Per quanto concerne il tallero austriaco di Maria Teresa, che nelle intenzioni del governo italiano doveva essere sostituito con il nuovo tallero coloniale, Carboneri [1915b, p. 645] ci informa che "Allo stato attuale, la moneta metallica più importante adoperata negli scambi in Eritrea è ancora [...] il tallero di Maria Teresa e il Governo stesso è costretto a farne uso per determinati pagamenti ad un tasso ufficiale, che viene fissato normalmente sul prezzo della moneta stessa sul mercato di Aden. Esso è preferito dagli indigeni ed è quasi indispensabile pei traffici con la costa arabica e coll'Etiopia, ove circola tutt'ora largamente. È coniato esclusivamente a Vienna al tasso di 1.50% per conto di Banche o Ditte commerciali, che ne curano l'esportazione, traendo profitto dalla lieve differenza fra il prezzo della moneta e quello del metallo e soprattutto dal giuoco della domanda e dell'offerta. Noi abbiamo veduto che in altri tempi anche le Zecche italiane di Firenze, di Milano e di Venezia avevano eseguito coniazioni di Talleri di Maria Teresa. Riferendosi a questo precedente, il Governo italiano ebbe per un momento l'idea di usufruire di quei vecchi conî di sua proprietà per fabbricare per proprio conto monete della specie, che ormai sono considerate come metallo lavorato di libera contrattazione, non avendo più corso legale in alcun luogo. Ma per un doveroso riguardo all'Austria, della quale portano lo stemma, ritenne opportuno informare prima il Gabinetto imperiale di Vienna ed in questo senso iniziò trattative nel 1887 che non approdarono allo scopo; cosicché l'Italia continuò ad acquistare i talleri occorrenti da banche diverse di Trieste, oppure sui mercati locali. Accanto al tallero austriaco, nei rapporti interni specialmente cogli uffici governativi e negli scambi al minuto, si adoperano le monete eritree."

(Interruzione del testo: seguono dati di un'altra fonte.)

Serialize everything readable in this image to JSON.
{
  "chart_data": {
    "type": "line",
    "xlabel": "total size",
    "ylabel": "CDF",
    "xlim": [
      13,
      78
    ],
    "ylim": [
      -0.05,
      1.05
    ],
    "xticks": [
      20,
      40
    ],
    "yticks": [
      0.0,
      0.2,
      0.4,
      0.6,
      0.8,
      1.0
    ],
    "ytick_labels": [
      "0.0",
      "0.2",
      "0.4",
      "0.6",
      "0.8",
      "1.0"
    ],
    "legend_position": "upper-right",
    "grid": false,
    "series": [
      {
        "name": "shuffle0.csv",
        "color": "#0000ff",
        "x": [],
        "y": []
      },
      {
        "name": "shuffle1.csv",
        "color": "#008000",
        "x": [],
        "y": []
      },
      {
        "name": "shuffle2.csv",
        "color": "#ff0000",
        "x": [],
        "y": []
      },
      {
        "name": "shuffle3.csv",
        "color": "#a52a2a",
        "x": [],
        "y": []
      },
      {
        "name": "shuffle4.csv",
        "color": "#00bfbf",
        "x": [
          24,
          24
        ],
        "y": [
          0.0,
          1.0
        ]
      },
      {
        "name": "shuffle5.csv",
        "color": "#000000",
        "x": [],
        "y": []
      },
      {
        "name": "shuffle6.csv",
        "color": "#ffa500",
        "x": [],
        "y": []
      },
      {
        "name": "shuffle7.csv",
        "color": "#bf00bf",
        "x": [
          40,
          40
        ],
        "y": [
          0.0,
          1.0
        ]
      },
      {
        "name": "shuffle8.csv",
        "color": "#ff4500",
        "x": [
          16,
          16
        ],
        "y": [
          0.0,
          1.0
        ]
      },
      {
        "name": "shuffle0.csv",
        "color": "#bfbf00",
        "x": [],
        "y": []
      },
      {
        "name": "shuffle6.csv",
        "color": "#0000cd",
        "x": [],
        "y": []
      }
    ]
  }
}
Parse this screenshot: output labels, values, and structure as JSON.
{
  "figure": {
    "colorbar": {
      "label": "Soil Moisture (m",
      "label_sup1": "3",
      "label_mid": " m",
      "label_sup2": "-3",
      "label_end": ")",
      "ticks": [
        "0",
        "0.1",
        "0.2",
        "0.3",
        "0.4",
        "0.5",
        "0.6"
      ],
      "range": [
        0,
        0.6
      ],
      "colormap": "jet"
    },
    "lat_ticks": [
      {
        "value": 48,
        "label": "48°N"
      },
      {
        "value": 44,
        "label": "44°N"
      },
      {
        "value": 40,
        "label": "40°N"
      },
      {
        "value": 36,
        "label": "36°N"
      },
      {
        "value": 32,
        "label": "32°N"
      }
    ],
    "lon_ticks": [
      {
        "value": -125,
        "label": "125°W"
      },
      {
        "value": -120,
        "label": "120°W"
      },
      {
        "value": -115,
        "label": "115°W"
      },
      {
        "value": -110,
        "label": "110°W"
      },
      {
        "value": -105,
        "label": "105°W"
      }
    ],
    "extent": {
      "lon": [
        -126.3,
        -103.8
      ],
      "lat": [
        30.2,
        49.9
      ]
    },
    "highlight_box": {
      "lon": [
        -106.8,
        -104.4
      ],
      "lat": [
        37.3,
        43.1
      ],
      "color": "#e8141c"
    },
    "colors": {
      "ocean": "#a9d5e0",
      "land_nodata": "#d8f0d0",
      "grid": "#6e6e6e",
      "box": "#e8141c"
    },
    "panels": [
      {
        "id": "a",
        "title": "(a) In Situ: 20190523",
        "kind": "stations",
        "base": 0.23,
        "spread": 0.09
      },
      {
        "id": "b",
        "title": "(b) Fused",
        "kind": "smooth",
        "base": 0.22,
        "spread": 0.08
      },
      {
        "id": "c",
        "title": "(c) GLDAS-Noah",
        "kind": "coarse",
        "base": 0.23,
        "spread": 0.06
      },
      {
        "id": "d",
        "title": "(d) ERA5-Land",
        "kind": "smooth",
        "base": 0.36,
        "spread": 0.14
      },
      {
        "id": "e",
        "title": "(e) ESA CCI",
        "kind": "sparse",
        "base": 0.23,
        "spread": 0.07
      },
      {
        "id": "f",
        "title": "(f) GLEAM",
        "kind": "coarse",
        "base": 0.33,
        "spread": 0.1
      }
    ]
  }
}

Secondo Donini [1954, p. 45], questo tallero, che circolava regolarmente in Eritrea ed in Etiopia, fu introdotto in quei territori dai missionari italiani di Verona che, utilizzandolo normalmente in Patria, a seguito dell'occupazione austriaca del Veneto, lo portarono con sè spendendolo normalmente. Tuttavia, Carboneri [1915b, p. 640] riferisce che furono i mercanti di Venezia a fare conoscere per primi questa moneta, assieme al tallero di san Marco, lungo le coste dell'Oceano Indiano, del Golfo Persico e del Mar Rosso.
Le monete d'argento da un tallero eritreo da 5 lire, del tipo "Aquila spiegata", furono coniate nel 1891 e nel 1896, complessivamente, in 395.999 pezzi, per un totale di 1.979.995 lire [Carboneri 1915b, p. 913, tab. H; MdF 1940, p. 64, tab. I]. Di queste monete, in forza del RD 415/1898, furono ritirati 80.069 pezzi, pari a 400.345 lire, e trasformati in monete divisionarie italiane [Carboneri ibid.].